Asteroid 2008 TC3 is surely a sign of progress. The eighty ton asteroid, which made a spectacle of itself upon entry into Earth’s atmosphere on the morning of October 7, 2008, was the first space rock to have been observed before it collided with our planet. What we’re hoping, of course, is that any future objects headed our way will be spotted early enough that, if their size warrants, they can be diverted or destroyed.

It was thought that 2008 TC3 did a good job of destroying itself when it exploded some 37 kilometers above the Nubian desert, but two researchers recently traveled to the Sudan and, with help from students at the University of Khartoum, collected 280 pieces of asteroid over a 29-kilometer field. Peter Jenniskens (SETI Institute) calls the event “…an extraordinary opportunity, for the first time, to bring into the lab actual pieces of an asteroid we had seen in space.” Jenniskens is lead author on the paper that now appears as the cover on the latest Nature.

I mention the significance of detecting objects early, but this one is a reminder of how tough the challenge is, being detected by the Catalina Sky Survey a mere twenty hours before its explosive arrival. We’re going to need longer lead times than that in the event of future emergency, but of course 2008 TC3 was also a tiny object, roughly the size of a truck. It’s also interesting in its own right, as an analysis of its debris shows. So-called F-class asteroids like this one have never before yielded a sample that could be studied in the laboratory. Now it’s giving out potentially useful secrets.

The meteorites it produced — called polymict ureilites — are porous, dark and rich in carbon. Nature is running a gripping account of the fall of 2008 TC3 by Roberta Kwok in the same issue as the Jenniskens paper, from which this snip about the composition of the meteorite:

Jenniskens couriered a sample to Mike Zolensky, a cosmic mineralogist at the NASA Johnson Space Center in Houston, Texas. Examining the rock, Zolensky discovered that it contained large chunks of carbon and glassy mineral grains resembling sugar crystals. Tests at other labs confirmed that the sample was a ureilite, a type of meteorite thought to come from asteroids that have melted during their time in space. Only 0.5% of objects that hit Earth yield fragments in this category. But 2008 TC3’s pieces are strange even for ureilites: they are riddled with an unusually large number of holes, says Zolensky. “It boggles the mind that something that porous could survive as a solid object,” he says.

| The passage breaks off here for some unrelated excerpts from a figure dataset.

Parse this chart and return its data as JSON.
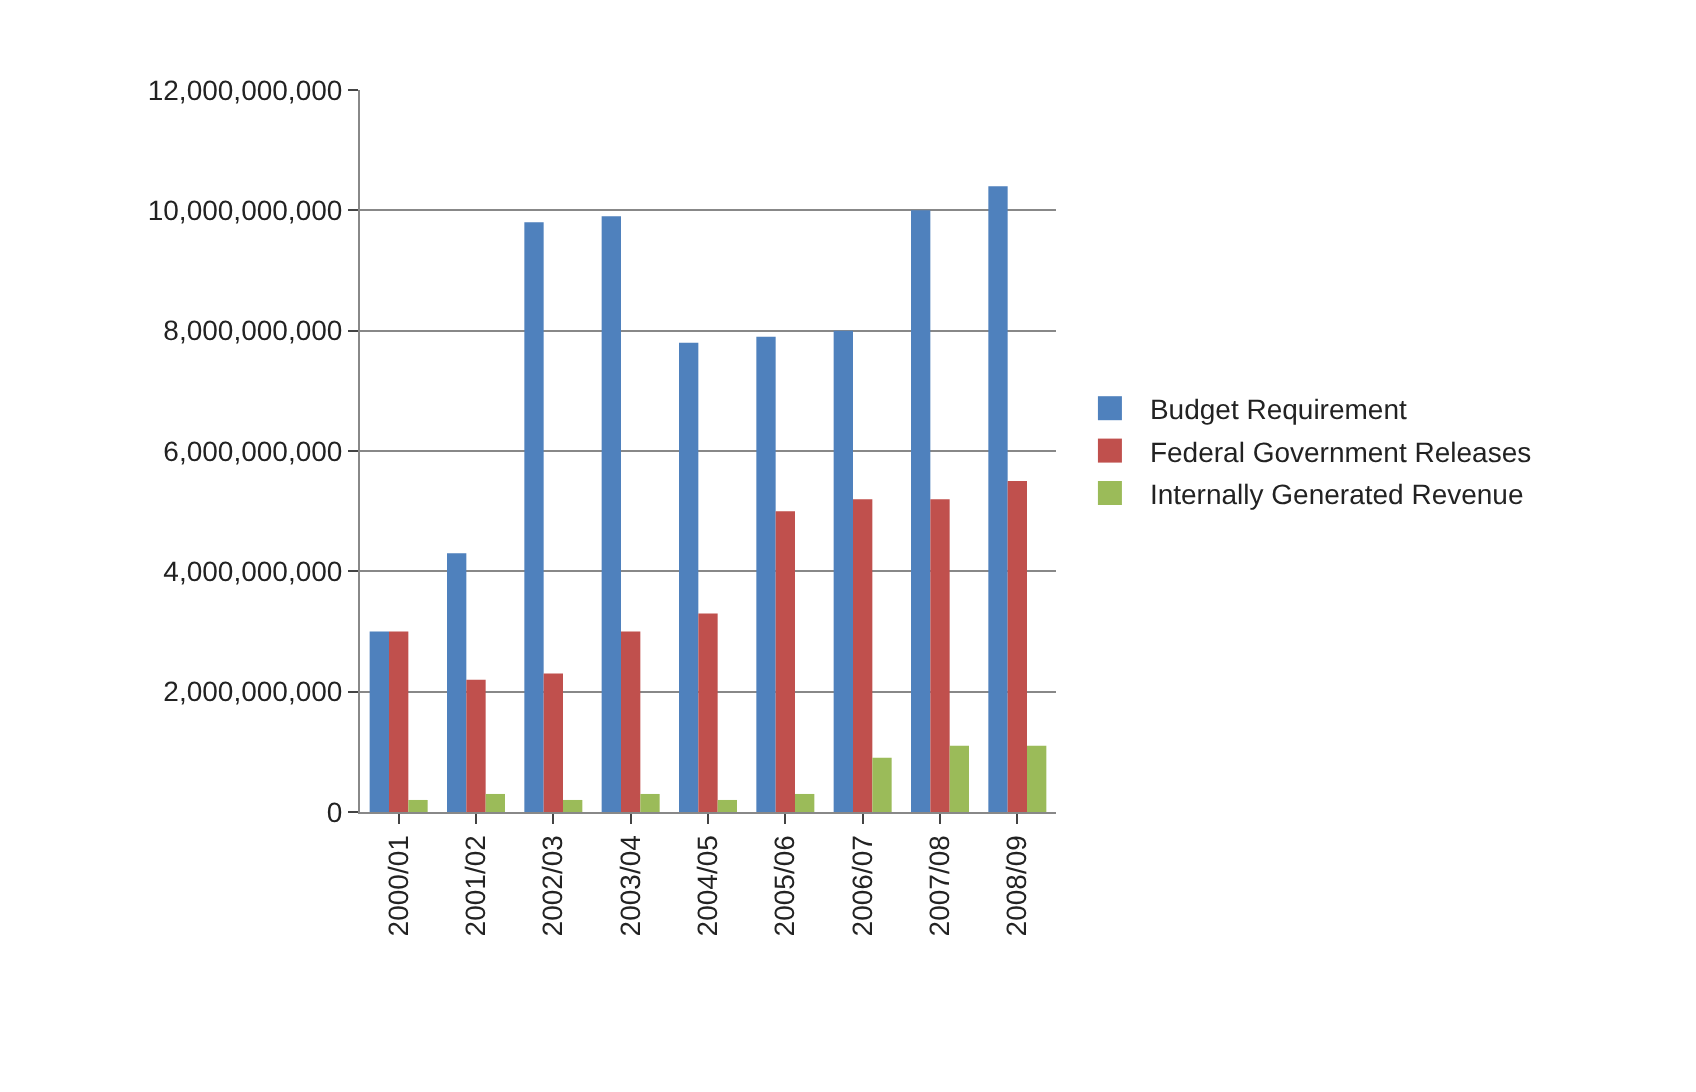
{
  "chart_data": {
    "type": "bar",
    "categories": [
      "2000/01",
      "2001/02",
      "2002/03",
      "2003/04",
      "2004/05",
      "2005/06",
      "2006/07",
      "2007/08",
      "2008/09"
    ],
    "series": [
      {
        "name": "Budget Requirement",
        "color": "#4f81bd",
        "values": [
          3000000000,
          4300000000,
          9800000000,
          9900000000,
          7800000000,
          7900000000,
          8000000000,
          10000000000,
          10400000000
        ]
      },
      {
        "name": "Federal Government Releases",
        "color": "#c0504d",
        "values": [
          3000000000,
          2200000000,
          2300000000,
          3000000000,
          3300000000,
          5000000000,
          5200000000,
          5200000000,
          5500000000
        ]
      },
      {
        "name": "Internally Generated Revenue",
        "color": "#9bbb59",
        "values": [
          200000000,
          300000000,
          200000000,
          300000000,
          200000000,
          300000000,
          900000000,
          1100000000,
          1100000000
        ]
      }
    ],
    "ylim": [
      0,
      12000000000
    ],
    "yticks": [
      {
        "value": 0,
        "label": "0"
      },
      {
        "value": 2000000000,
        "label": "2,000,000,000"
      },
      {
        "value": 4000000000,
        "label": "4,000,000,000"
      },
      {
        "value": 6000000000,
        "label": "6,000,000,000"
      },
      {
        "value": 8000000000,
        "label": "8,000,000,000"
      },
      {
        "value": 10000000000,
        "label": "10,000,000,000"
      },
      {
        "value": 12000000000,
        "label": "12,000,000,000"
      }
    ],
    "grid": "y",
    "legend": "right"
  }
}
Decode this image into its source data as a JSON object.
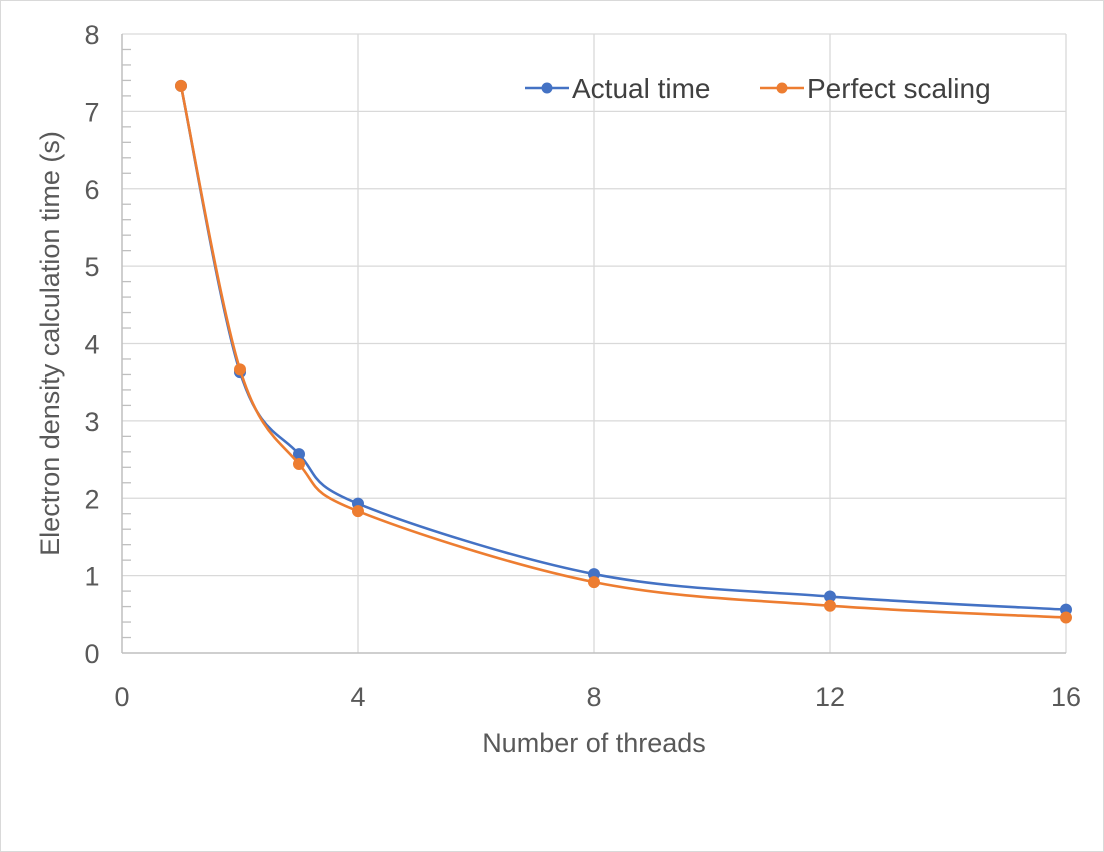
{
  "chart_data": {
    "type": "line",
    "title": "",
    "xlabel": "Number of threads",
    "ylabel": "Electron density calculation time (s)",
    "xlim": [
      0,
      16
    ],
    "ylim": [
      0,
      8
    ],
    "xticks": [
      0,
      4,
      8,
      12,
      16
    ],
    "yticks": [
      0,
      1,
      2,
      3,
      4,
      5,
      6,
      7,
      8
    ],
    "grid": true,
    "smooth": true,
    "legend_position": "top-right",
    "series": [
      {
        "name": "Actual time",
        "color": "#4472C4",
        "x": [
          1,
          2,
          3,
          4,
          8,
          12,
          16
        ],
        "y": [
          7.33,
          3.63,
          2.57,
          1.93,
          1.02,
          0.73,
          0.56
        ]
      },
      {
        "name": "Perfect scaling",
        "color": "#ED7D31",
        "x": [
          1,
          2,
          3,
          4,
          8,
          12,
          16
        ],
        "y": [
          7.33,
          3.665,
          2.443,
          1.833,
          0.916,
          0.611,
          0.458
        ]
      }
    ]
  }
}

Mind boggling indeed. And the behavior of 2008 TC3 is also a potent indicator that these meteorites are the fragments of a fragile parent. 2008 TC3’s high-altitude explosion shows that any future F-class asteroid on an Earth-crossing trajectory may be likewise fragile, and thus likely to disintegrate into a lethal rain of debris if simply blown up. Alternative strategies for dealing with such asteroids are under consideration, but knowing which to use on what target is key. That also makes sharpening our asteroid identification skills from afar a continuing priority.

The paper is Jenniskens et al., “The impact and recovery of asteroid 2008 TC3,” Nature 458 (26 March 2009), pp. 485-488 (abstract).